The summer will also likely be wetter than normal — especially in December — with a greater chance of unusually high rainfall in parts of Australia’s east and north-west.
But expectations of a wet start to summer do not rule out bushfires, with patches of the country, particularly grasslands in western Victoria and eastern South Australia and parts of NSW, already at a higher risk of fires.
Mullins said heavy rain was a double-edged sword for firefighters.

“If it doesn’t rain, we go, ‘Oh God, here come the fires’,” he said.

“And if it does rain, we go, ‘Oh no, the fuel is going to build up’,” Mullins said.
Grass dries faster than bush and forest vegetation and becomes fuel for fast-moving fires that endanger pasture, stock animals and homes.
“It can rain, and then two days later, if you have a hot, windy day, it can burn, even if it’s muddy and wet underneath, and fire trucks will get bogged,” he said.

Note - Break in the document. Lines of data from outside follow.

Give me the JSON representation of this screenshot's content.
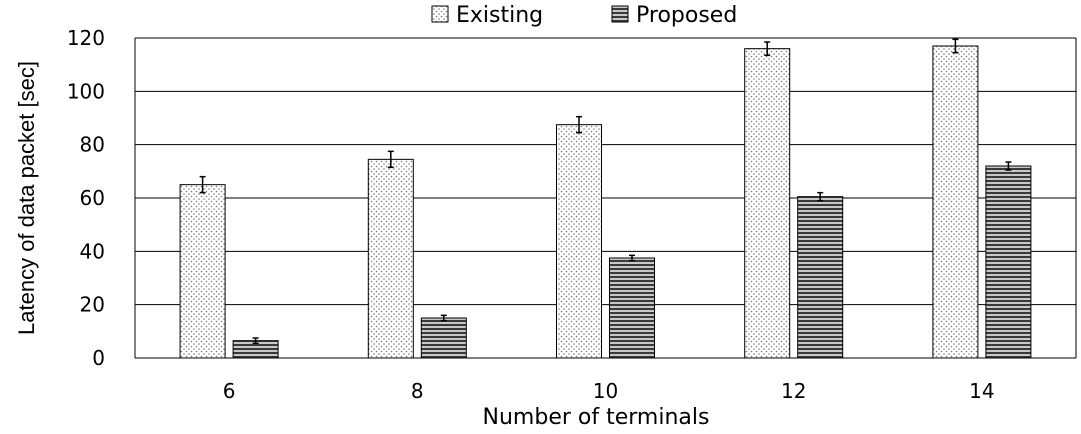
{
  "chart_data": {
    "type": "bar",
    "title": "",
    "xlabel": "Number of terminals",
    "ylabel": "Latency of data packet [sec]",
    "categories": [
      "6",
      "8",
      "10",
      "12",
      "14"
    ],
    "ylim": [
      0,
      120
    ],
    "yticks": [
      0,
      20,
      40,
      60,
      80,
      100,
      120
    ],
    "grid": true,
    "legend_position": "top-center",
    "series": [
      {
        "name": "Existing",
        "pattern": "dotted",
        "values": [
          65,
          74.5,
          87.5,
          116,
          117
        ],
        "errors": [
          3,
          3,
          3,
          2.5,
          2.5
        ]
      },
      {
        "name": "Proposed",
        "pattern": "horizontal-stripes",
        "values": [
          6.5,
          15,
          37.5,
          60.5,
          72
        ],
        "errors": [
          1,
          1,
          1,
          1.5,
          1.5
        ]
      }
    ]
  }
}
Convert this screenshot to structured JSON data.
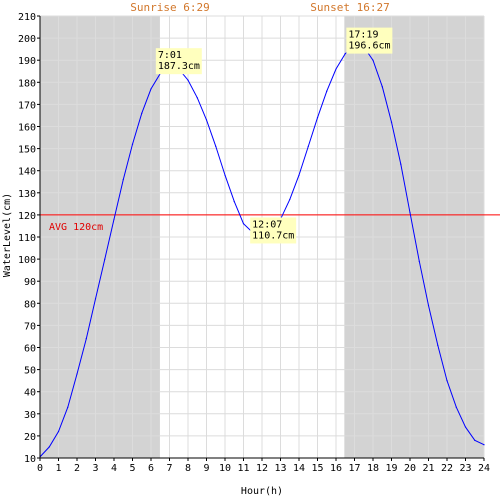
{
  "chart_data": {
    "type": "line",
    "xlabel": "Hour(h)",
    "ylabel": "WaterLevel(cm)",
    "xlim": [
      0,
      24
    ],
    "ylim": [
      10,
      210
    ],
    "x_ticks": [
      "0",
      "1",
      "2",
      "3",
      "4",
      "5",
      "6",
      "7",
      "8",
      "9",
      "10",
      "11",
      "12",
      "13",
      "14",
      "15",
      "16",
      "17",
      "18",
      "19",
      "20",
      "21",
      "22",
      "23",
      "24"
    ],
    "y_ticks": [
      "10",
      "20",
      "30",
      "40",
      "50",
      "60",
      "70",
      "80",
      "90",
      "100",
      "110",
      "120",
      "130",
      "140",
      "150",
      "160",
      "170",
      "180",
      "190",
      "200",
      "210"
    ],
    "grid": true,
    "night_shading": [
      {
        "from": 0,
        "to": 6.483
      },
      {
        "from": 16.45,
        "to": 24
      }
    ],
    "sunrise": {
      "label": "Sunrise 6:29",
      "hour": 6.483
    },
    "sunset": {
      "label": "Sunset 16:27",
      "hour": 16.45
    },
    "average": {
      "value": 120,
      "label": "AVG 120cm"
    },
    "series": [
      {
        "x": [
          0,
          0.5,
          1,
          1.5,
          2,
          2.5,
          3,
          3.5,
          4,
          4.5,
          5,
          5.5,
          6,
          6.5,
          7,
          7.017,
          7.5,
          8,
          8.5,
          9,
          9.5,
          10,
          10.5,
          11,
          11.5,
          12,
          12.117,
          12.5,
          13,
          13.5,
          14,
          14.5,
          15,
          15.5,
          16,
          16.5,
          17,
          17.317,
          17.5,
          18,
          18.5,
          19,
          19.5,
          20,
          20.5,
          21,
          21.5,
          22,
          22.5,
          23,
          23.5,
          24
        ],
        "y": [
          10.5,
          15,
          22,
          33,
          48,
          64,
          82,
          100,
          118,
          136,
          152,
          166,
          177,
          184,
          187,
          187.3,
          186,
          181,
          173,
          163,
          151,
          138,
          126,
          116,
          112,
          110.8,
          110.7,
          112,
          118,
          127,
          138,
          151,
          164,
          176,
          186,
          193,
          196,
          196.6,
          196,
          190,
          178,
          162,
          143,
          121,
          99,
          79,
          61,
          45,
          33,
          24,
          18,
          16
        ]
      }
    ],
    "annotations": [
      {
        "time": "7:01",
        "value": "187.3cm",
        "hour": 7.017,
        "level": 187.3
      },
      {
        "time": "12:07",
        "value": "110.7cm",
        "hour": 12.117,
        "level": 110.7
      },
      {
        "time": "17:19",
        "value": "196.6cm",
        "hour": 17.317,
        "level": 196.6
      }
    ],
    "colors": {
      "line": "#0000ff",
      "average": "#ff0000",
      "night": "#d3d3d3",
      "grid": "#dcdcdc",
      "annotation_bg": "#ffffbe",
      "sun_label": "#d2772b"
    }
  }
}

“We’ve had fires like that.”

Increasing unpredictability

Professor Emeritus David Karoly, a climate scientist at the University of Melbourne, highlighted the risks posed by higher night-time temperatures.
Without a cooling reprieve in the evening, sleep is more difficult, weighing on human health, mental wellbeing and productivity.
Hotter conditions at night further pose challenges for bushfire management and hazard reduction burning, said Karoly, the former leader of the Earth Systems and Climate Change Hub in the government’s National Environmental Science Program.

He said predicting summer conditions had become increasingly challenging and erratic.

“Even last year, the Bureau of Meteorology had been forecasting drier conditions in spring, which we did experience,” Karoly said.
“And then it changed in November and in the summer to be actually much wetter conditions because the ocean temperatures around Australia are much hotter than normal.

“Climate pollution from coal, oil and gas have led to hotter global temperatures, but also hotter ocean temperatures.”